A few weeks ago, I opened the door of the Jeep and the horn went off, the wipers started, my lights flickered and wiper fluid began squirting non-stop. Putting the key it in the ignition didn’t fix it. Starting it didn’t fix it. I had to unhook the battery cables to make it stop.
I did research and learned that over 38% of Jeep Wranglers made in 2008 have had the exact same issue – so many in 2007 there was a huge recall – and it has to do with the epically faulty Chrysler Totally Integrated Power Module – TIPM – plaguing most Chrysler brands from 2007-2013.
I’m going to be honest, I was too mad to deal with it at the time. Sometimes my brain needs time to absorb information (like why a company would continue to build vehicles with a known faulty part for so many years, but I digress…)
Then I got a recall notice for an unrelated issue on the Jeep and was prompted by my husband to get it fixed so I could get it out of the garage and enjoy it some this summer. I made an appointment, had it towed into the dealership and waited over a week for the call to go get it.
After multiple attempts, a phone call finally went through to a live person instead of a voicemail at the dealership and low and behold, the Jeep was ready for pick-up with a surprisingly low repair fee. They told Jeff that it wasn’t the TIPM part that I thought was faulty but instead a tiny part in the steering column. Even at that moment, it felt too good to be true.
So Jeff gave me a ride to the dealership today, I waited in line and when it was my turn, I looked at the service rep with squinted eyes, a tilted head of skepticism and said, “Really?

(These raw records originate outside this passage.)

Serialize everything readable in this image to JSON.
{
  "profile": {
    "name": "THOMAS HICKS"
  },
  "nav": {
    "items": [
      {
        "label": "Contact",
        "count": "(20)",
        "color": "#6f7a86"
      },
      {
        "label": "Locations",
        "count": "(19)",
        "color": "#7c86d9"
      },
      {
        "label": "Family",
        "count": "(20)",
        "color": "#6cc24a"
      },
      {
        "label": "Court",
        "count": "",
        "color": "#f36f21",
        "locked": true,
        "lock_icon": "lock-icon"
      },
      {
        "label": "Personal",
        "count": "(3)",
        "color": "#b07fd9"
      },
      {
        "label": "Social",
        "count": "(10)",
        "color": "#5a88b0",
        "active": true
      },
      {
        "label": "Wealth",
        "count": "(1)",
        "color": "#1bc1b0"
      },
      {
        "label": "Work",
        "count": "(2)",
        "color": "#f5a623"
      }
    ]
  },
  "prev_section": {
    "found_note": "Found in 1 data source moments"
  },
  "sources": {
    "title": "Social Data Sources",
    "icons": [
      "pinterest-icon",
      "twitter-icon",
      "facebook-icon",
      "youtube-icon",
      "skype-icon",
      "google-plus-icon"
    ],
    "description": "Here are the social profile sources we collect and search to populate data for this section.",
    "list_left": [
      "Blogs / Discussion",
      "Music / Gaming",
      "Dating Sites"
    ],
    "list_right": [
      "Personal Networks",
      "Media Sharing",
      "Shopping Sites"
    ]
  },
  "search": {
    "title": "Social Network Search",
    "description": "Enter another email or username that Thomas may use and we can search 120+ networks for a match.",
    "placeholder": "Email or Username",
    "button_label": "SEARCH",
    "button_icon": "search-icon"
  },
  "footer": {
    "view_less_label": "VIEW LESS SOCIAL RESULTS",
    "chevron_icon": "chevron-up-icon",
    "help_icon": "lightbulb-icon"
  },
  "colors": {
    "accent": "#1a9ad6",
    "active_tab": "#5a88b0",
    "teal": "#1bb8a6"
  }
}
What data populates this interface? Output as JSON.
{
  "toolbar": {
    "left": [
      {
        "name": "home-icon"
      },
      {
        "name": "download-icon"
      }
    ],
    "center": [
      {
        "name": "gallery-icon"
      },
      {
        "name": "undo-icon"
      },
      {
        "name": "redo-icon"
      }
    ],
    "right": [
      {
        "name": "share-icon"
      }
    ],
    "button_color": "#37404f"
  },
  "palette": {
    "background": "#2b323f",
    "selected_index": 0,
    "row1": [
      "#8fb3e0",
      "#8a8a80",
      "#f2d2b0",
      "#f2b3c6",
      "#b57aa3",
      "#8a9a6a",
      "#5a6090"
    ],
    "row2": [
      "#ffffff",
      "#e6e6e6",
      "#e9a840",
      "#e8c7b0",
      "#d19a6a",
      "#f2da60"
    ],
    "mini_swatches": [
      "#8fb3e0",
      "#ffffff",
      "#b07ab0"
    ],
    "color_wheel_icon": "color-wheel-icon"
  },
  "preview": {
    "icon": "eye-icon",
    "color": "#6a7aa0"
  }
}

A tiny part in the steering column can cause all that?” He smiled his all knowing smile and explained how “wires have copper inside of them and if the copper wires touch, they can create a short in the electrical system and cause all sorts of problems.” I was hoping for a more complex and less dumbed-down explanation but hey – he’s the pro, they were busy, take my credit card and give me the keys, right?
I kid you not — I walked out into the parking lot, put the key in the lock, open the door and — the horn went off, the wipers started wiping and AGAIN I was squirted with wiper fluid.
But this time, I had the attention of the entire service lobby, the service garage and everyone within earshot. I walked back inside, handed my keys over the desk and calmly said, “It’s doing it again.”
I had two service reps and at least one repair tech moving very quickly to help me, all with increasingly pink cheeks, not one making direct eye contact. My horn was still blaring non-stop in their parking lot. Finally, a service rep was brave enough to look up and say, “my tech thinks it could be the TIPM, he’s looking for an easy fix like a loose wire now, but it might be that the module is faulty.”
Huh – you don’t say? I called Jeff to turn around to come get me before he got too far away. Nobody likes doubling back in Bend traffic.
We got home to a message on the machine stating that yes, it’s a faulty TIPM and the part will be here Friday.
Jeff, the hubby, looked at me and said, “It must suck to be treated like you don’t know what you’re talking about because you are a woman.”
My mind hadn’t gone there but yes, now that he mentioned it, the assumption that I am not my father’s daughter, with the brainpower to figure just about anything out OR my mother’s daughter, with the pure stubborn willpower to get it done myself was a bit annoying, but at some point in adulthood, I let go of the need to prove my capabilities to others and moved past it. We all have weaknesses. Being a woman certainly isn’t one of mine. I’ve learned that being underestimated isn’t my weakness.
I’d speciffically requested that the TIPM module be looked at. When the recall fix seemed to fix the electrical issue, no one looked deeper into the TIPM and just assumed it had been the faulty steering column part that has caused the whole mess. Frankly, I was just happy the Jeep had gone berserk in their parking lot before I drove off, and not 10 minutes later, driving down the highway.
The Jeep will be ready with the right repairs sometime next week and the service tech is going to throw in a tank of gas for the inconvenience. He was kind, considerate and I don’t have any beefs with the local service department.
In the mean time, I just got another recall notice. Brakes this time… When is the new Bronco scheduled for release (2020) – and most importantly, will the top come off?